Amnesty International reported instances of torture in the regime’s prisons. We published this. A listener came to visit us. From his apartment, he said, one could hear the sounds of torture. I arranged to send in a recording machine. This, unfortunately, proved a failure. Background noises were too loud.

We waited. Eventually a date was set for our court hearing. One day before we were due to appear in court – one single day – Dents, the publishers agreed to issue an apology and to pay amends.

Austen and I agreed to accept token payments: £5 for each. We broadcast that the publishers were paying amends but didn’t specify how much. The publishers’ barrister stood up in open court and read out an apology. That barrister was, at the time, England’s leading libel lawyer – none other than Leon Brittan, in later years the country’s Home Secretary. Austen and I had some pleasure announcing that we were donating our award to Amnesty International – an organisation that the colonels probably detested even more than the BBC.

We expected Dents to publish an expurgated edition but they never did. Nor did I ever hear again of Kenneth Young.

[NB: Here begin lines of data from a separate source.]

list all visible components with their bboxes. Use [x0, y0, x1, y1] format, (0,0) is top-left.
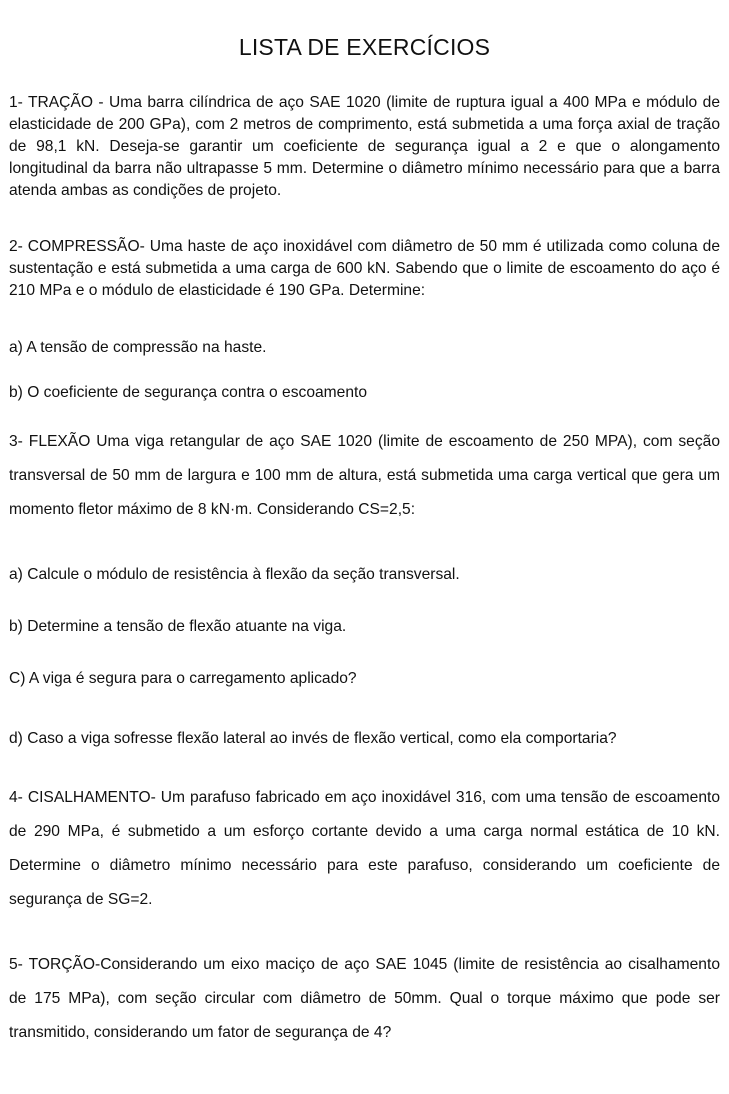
- exercise-1-traction: 1- TRAÇÃO - Uma barra cilíndrica de aço SAE 1020 (limite de ruptura igual a 400 MPa e módulo de elasticidade de 200 GPa), com 2 metros de comprimento, está submetida a uma força axial de tração de 98,1 kN. Deseja-se garantir um coeficiente de segurança igual a 2 e que o alongamento longitudinal da barra não ultrapasse 5 mm. Determine o diâmetro mínimo necessário para que a barra atenda ambas as condições de projeto.: [9, 94, 720, 199]
- exercise-3-bending: 3- FLEXÃO Uma viga retangular de aço SAE 1020 (limite de escoamento de 250 MPA), com seção transversal de 50 mm de largura e 100 mm de altura, está submetida uma carga vertical que gera um momento fletor máximo de 8 kN·m. Considerando CS=2,5:: [9, 433, 720, 518]
- exercise-3-item-a: a) Calcule o módulo de resistência à flexão da seção transversal.: [9, 566, 460, 583]
- exercise-5-torsion: 5- TORÇÃO-Considerando um eixo maciço de aço SAE 1045 (limite de resistência ao cisalhamento de 175 MPa), com seção circular com diâmetro de 50mm. Qual o torque máximo que pode ser transmitido, considerando um fator de segurança de 4?: [9, 956, 720, 1041]
- exercise-3-item-d: d) Caso a viga sofresse flexão lateral ao invés de flexão vertical, como ela comportaria?: [9, 730, 617, 747]
- exercise-3-item-c: C) A viga é segura para o carregamento aplicado?: [9, 670, 357, 687]
- exercise-2-compression: 2- COMPRESSÃO- Uma haste de aço inoxidável com diâmetro de 50 mm é utilizada como coluna de sustentação e está submetida a uma carga de 600 kN. Sabendo que o limite de escoamento do aço é 210 MPa e o módulo de elasticidade é 190 GPa. Determine:: [9, 238, 720, 299]
- exercise-4-shear: 4- CISALHAMENTO- Um parafuso fabricado em aço inoxidável 316, com uma tensão de escoamento de 290 MPa, é submetido a um esforço cortante devido a uma carga normal estática de 10 kN. Determine o diâmetro mínimo necessário para este parafuso, considerando um coeficiente de segurança de SG=2.: [9, 789, 720, 908]
- page-title: LISTA DE EXERCÍCIOS: [238, 34, 491, 60]
- exercise-3-item-b: b) Determine a tensão de flexão atuante na viga.: [9, 618, 347, 635]
- exercise-2-item-b: b) O coeficiente de segurança contra o escoamento: [9, 384, 368, 401]
- exercise-2-item-a: a) A tensão de compressão na haste.: [9, 339, 267, 356]
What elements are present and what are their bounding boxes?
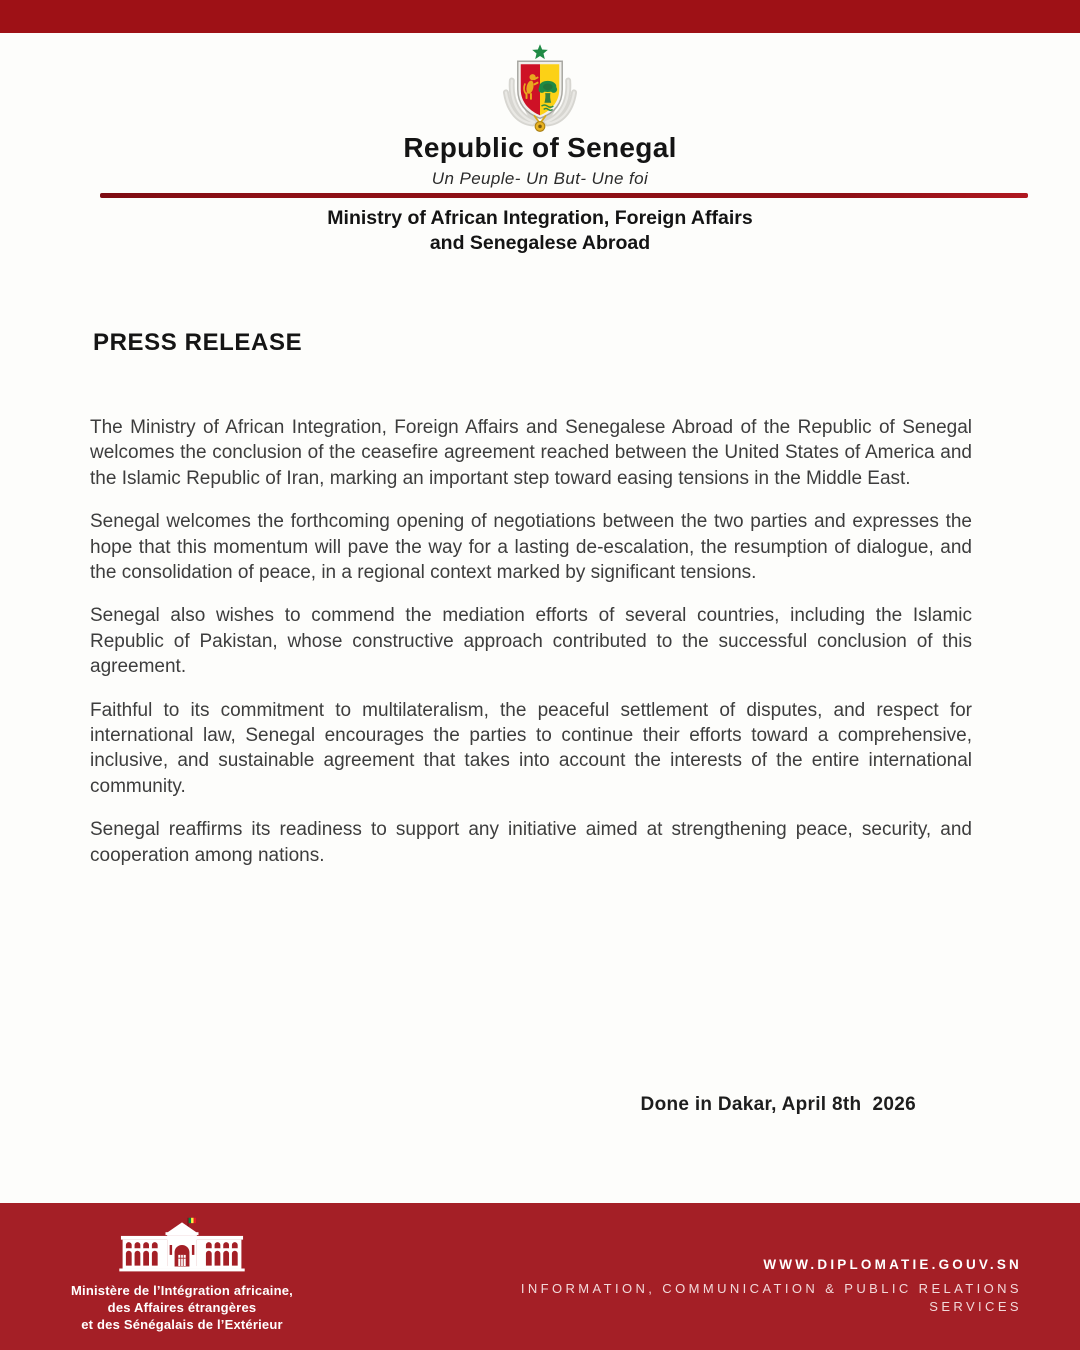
services-line2: SERVICES bbox=[929, 1298, 1022, 1314]
dateline: Done in Dakar, April 8th 2026 bbox=[640, 1094, 916, 1115]
paragraph-4: Faithful to its commitment to multilateralism, the peaceful settlement of disputes, and respect for international law, Senegal encourages the parties to continue their efforts toward a comprehensive, inclusive, and sustainable agreement that takes into account the interests of the entire international community. bbox=[90, 699, 972, 797]
ministry-building-icon bbox=[116, 1215, 248, 1275]
country-title: Republic of Senegal bbox=[403, 132, 677, 163]
ministry-name bbox=[0, 206, 1080, 256]
ministry-name-french bbox=[62, 1282, 302, 1333]
paragraph-2: Senegal welcomes the forthcoming opening of negotiations between the two parties and expresses the hope that this momentum will pave the way for a lasting de-escalation, the resumption of dialogue, and the consolidation of peace, in a regional context marked by significant tensions. bbox=[90, 511, 972, 584]
senegal-flag-icon bbox=[189, 1218, 196, 1223]
ministry-name-line2: and Senegalese Abroad bbox=[429, 232, 651, 254]
footer-ministry-block bbox=[62, 1215, 302, 1333]
press-release-heading: PRESS RELEASE bbox=[93, 329, 303, 356]
paragraph-1: The Ministry of African Integration, Foreign Affairs and Senegalese Abroad of the Republic of Senegal welcomes the conclusion of the ceasefire agreement reached between the United States of America and the Islamic Republic of Iran, marking an important step toward easing tensions in the Middle East. bbox=[90, 417, 972, 489]
ministry-fr-line3: et des Sénégalais de l’Extérieur bbox=[81, 1317, 283, 1332]
ministry-name-line1: Ministry of African Integration, Foreign Affairs bbox=[327, 207, 753, 229]
senegal-coat-of-arms-icon bbox=[0, 42, 1080, 142]
red-divider-line bbox=[100, 193, 1028, 198]
paragraph-3: Senegal also wishes to commend the mediation efforts of several countries, including the Islamic Republic of Pakistan, whose constructive approach contributed to the successful conclusion of this agreement. bbox=[90, 605, 972, 678]
services-line1: INFORMATION, COMMUNICATION & PUBLIC RELATIONS bbox=[520, 1281, 1022, 1296]
paragraph-5: Senegal reaffirms its readiness to support any initiative aimed at strengthening peace, security, and cooperation among nations. bbox=[90, 819, 972, 866]
footer-band bbox=[0, 1203, 1080, 1350]
ministry-fr-line2: des Affaires étrangères bbox=[107, 1300, 257, 1315]
press-release-body bbox=[90, 415, 972, 886]
top-red-bar bbox=[0, 0, 1080, 33]
star-icon bbox=[532, 44, 548, 59]
national-motto: Un Peuple- Un But- Une foi bbox=[431, 169, 649, 188]
footer-contact-block bbox=[521, 1257, 1022, 1315]
ministry-fr-line1: Ministère de l’Intégration africaine, bbox=[71, 1283, 293, 1298]
website-url: WWW.DIPLOMATIE.GOUV.SN bbox=[763, 1257, 1022, 1272]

The challenge from Oliver Whitley had caused me some anxiety and a great amount of work. I cannot say that – at the time – I was pleased to be thus challenged. But I changed my mind, fundamentally. I learnt from his example. I hope I did. In later years I frequently lectured new recruits to the BBC and quoted Whitley’s challenge as an example of the BBC’s traditional ethos. When he died, years later, obituaries referred to him as “the conscience of the BBC”. He had certainly made an impact on my own conscience.